Je ne répondis rien à ça, bouche bée. Une quarantaine... !

Soudain, Miö se transforma en chauvesouris. Je sursautai de surprise, mais le soulagement vint rapidement ; il allait sauter sur le vieux et lui faire regretter... tout ça. Mais Miö demeurait couché sur le lit, les yeux fermés. Il semblait toujours dormir. Comment était-ce possible ? Il pouvait se métamorphoser dans son sommeil, lui ?

L'homme éclata de rire en s'approchant de Miö. Il prit l'une de ses ailes et l'étira, comme pour voir quelle grandeur elle pouvait avoir.

— Une chauvesouris ! Je l'avais totalement oublié, celui-là... Alors surement que j'en ai oublié d'autres. Je le crois bien, maintenant, que vous êtes plus d'une quarantaine.

— Qu'est-ce que vous... Qu'est-ce que tu lui as fait, à la fin ?!

— J'ai provoqué une transformation. Ça va aussi l'empêcher de reprendre forme humaine pour un bon petit moment. Sois gentil pour une fois, Riley, et va le mettre dans la cage, là.

Il pointa une cage sur le comptoir, tout juste assez grande pour y accueillir un moineau.

— Je ne ferrais rien tant que tu ne m'auras pas tout expliqué !

— Eh bien, qu'est-ce que tu veux savoir que tu ne sais déjà ?

— Si je suis un clone... (le mot passa difficilement dans ma gorge) qui est le premier ? Celui qui... qui s'est fait cloner ?

— Mon fils. Et c'est pourquoi je dis que vous êtes tous mes fils ! s'impatienta le vieux. Il fut l'une des premières victimes de la guerre, en 2039. Il était soldat. Alors, j'ai décidé de faire une petite expérience... qui s'est avérée être une très grande expérience ! Mais elle fut terminée trop tard, et donc j'ai noyé un bon nombre d'entre vous dans la rivière. Vous ne me serviez plus à rien.

— Expliquez-en plus.

— Oh, tu m'ennuies, Riley ! Tu seras de corvée pour le reste de la semaine !

— Ça me va.

— Bien... J'ai essayé, en récupérant l'ADN de mon fils, de faire des clones, mais en mieux ! J'avais mixé son ADN à celui de toutes sortes d'animaux, et voilà le résultat. Très concluant, comme tu peux le voir. Le seul bémol était qu'il fallait attendre qu'ils grandissent et les plus âgés n'avaient que huit ans quand la guerre s'est terminée. J'ai essayé de tous les noyer, mais les plus vieux se sont débrouillé pour s'enfuir, et d'emporter les plus jeunes avec eux. S'il y en avait vraiment quarante, alors, je crois que j'ai réussi à en tuer qu'une dizaine. Ça explique certainement pourquoi j'en retrouve partout ! Maintenant, t'es satisfait ?

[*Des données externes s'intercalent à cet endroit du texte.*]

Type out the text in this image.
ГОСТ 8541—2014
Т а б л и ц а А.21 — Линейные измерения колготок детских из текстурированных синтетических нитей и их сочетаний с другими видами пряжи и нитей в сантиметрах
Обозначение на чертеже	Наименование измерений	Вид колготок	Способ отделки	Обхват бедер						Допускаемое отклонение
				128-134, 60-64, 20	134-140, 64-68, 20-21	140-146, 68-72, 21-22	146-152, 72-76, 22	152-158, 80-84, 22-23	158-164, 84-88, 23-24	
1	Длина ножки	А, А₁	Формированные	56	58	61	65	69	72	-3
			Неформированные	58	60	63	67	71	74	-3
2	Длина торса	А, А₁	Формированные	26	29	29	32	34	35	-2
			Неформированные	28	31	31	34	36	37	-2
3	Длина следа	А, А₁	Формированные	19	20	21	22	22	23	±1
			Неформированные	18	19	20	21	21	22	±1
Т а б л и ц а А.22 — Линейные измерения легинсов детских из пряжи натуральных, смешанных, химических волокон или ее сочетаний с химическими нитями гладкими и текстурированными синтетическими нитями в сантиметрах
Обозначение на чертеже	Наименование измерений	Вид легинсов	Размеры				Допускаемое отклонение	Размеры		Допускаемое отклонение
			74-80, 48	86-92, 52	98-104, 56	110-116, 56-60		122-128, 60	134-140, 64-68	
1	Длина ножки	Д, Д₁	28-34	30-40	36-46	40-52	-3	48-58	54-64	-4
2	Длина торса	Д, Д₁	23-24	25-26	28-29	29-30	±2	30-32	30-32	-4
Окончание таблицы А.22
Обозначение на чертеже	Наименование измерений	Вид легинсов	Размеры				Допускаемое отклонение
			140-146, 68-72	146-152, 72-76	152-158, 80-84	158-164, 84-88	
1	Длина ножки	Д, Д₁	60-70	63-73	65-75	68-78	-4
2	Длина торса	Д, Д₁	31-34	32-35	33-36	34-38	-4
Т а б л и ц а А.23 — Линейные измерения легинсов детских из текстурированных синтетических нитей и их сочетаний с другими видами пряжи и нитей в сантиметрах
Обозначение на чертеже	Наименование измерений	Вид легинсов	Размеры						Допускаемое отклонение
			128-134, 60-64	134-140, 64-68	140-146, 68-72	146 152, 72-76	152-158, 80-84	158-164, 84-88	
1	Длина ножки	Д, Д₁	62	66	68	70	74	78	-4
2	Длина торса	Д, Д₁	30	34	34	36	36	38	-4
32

Je hochai péniblement la tête ; pour être satisfait, je l'étais. En venant ici, je m'étais attendu à découvrir le nom de mon père ou de ma mère. En fin de compte, j'en avais appris tellement plus... sauf le nom de cet homme.

— Oui, je le suis, parvins-je à dire, la bouche sèche.

— Finalement ! Allez, va mettre le petit dans la cage.

Je hochai encore une fois la tête et me retournai pour prendre Miö dans mes bras, faisant de mon mieux pour ne pas lui tordre une aile au passage. Je m'approchai de la cage, puis lançai un regard vers ce scientifique fou qui me servait apparemment de père, pour ma plus grande horreur.

Maintenant convaincu que j'allais lui obéir, il ne faisait plus du tout attention à moi. Alors, je pris mes jambes à mon cou et quittai la maison à pleine vitesse. Le vieux eu à peine le temps de s'en apercevoir que j'étais déjà loin.